= Brain Quest =

Educational flashcards

Brain Quest is a series of educational flashcards that quiz children on a variety of subjects including science, math, English, geography, history, and others.

==Versions==
The product was created by French company Play Bac and was named Les P'tits Incollables (now known as Les Incollables). The English version was named Brain Quest and licensed to Workman Publishing. It sold 4.2 million copies in its first 16 months and made The New York Times Best Seller list for children's books.

Brain Quest is primarily intended for school children from grades 1 through 7, but some card sets are geared towards younger children.

==Rock Flipper==
The Rock Flipper game allows two people to participate at the same time. One player is tasked with reading the question and withholding the answer from the opponent.

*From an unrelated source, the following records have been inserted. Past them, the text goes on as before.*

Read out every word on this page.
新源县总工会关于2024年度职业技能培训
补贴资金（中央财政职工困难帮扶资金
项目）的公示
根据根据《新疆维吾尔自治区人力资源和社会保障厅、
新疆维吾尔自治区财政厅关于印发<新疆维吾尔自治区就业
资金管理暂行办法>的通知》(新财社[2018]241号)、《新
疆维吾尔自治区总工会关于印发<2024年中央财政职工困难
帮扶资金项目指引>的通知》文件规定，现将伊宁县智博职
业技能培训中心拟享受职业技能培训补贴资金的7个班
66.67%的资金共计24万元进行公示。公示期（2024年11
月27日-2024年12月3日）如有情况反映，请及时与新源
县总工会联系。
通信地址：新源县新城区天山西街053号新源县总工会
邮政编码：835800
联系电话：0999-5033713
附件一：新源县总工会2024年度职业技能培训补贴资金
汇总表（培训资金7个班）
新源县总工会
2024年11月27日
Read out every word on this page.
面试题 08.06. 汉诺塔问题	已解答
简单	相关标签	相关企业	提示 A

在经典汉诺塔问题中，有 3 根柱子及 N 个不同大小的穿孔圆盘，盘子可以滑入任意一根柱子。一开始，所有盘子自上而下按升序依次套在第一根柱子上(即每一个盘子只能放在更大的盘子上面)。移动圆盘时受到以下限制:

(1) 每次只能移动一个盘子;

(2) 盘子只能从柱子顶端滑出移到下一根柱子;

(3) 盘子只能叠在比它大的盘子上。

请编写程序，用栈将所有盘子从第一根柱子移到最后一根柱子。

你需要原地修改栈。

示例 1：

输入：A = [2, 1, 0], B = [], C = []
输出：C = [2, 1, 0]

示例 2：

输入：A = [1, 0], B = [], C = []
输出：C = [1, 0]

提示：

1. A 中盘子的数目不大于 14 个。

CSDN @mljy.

Although slightly competitive, there is no scoring system for the game, making it more family-friendly and focused on learning.

==Turbo Twist==
LeapFrog Enterprises designed and released a special Turbo Twist handheld toy that is based on the Brain Quest license. It features voice acting for the franchise's characters Jason and Anna, as well as their dog, BQ. Similar to the original flashcard product, the player must answer multiple-choice questions based on science, social studies, and/or language arts by "Twisting" the end of the unit to select answers and "Slamming" a button to choose the correct one when it is displayed. The player can choose from ten levels of difficulty and also encounter questions from all three categories, called the "Grab Bag", like in the original flash card game.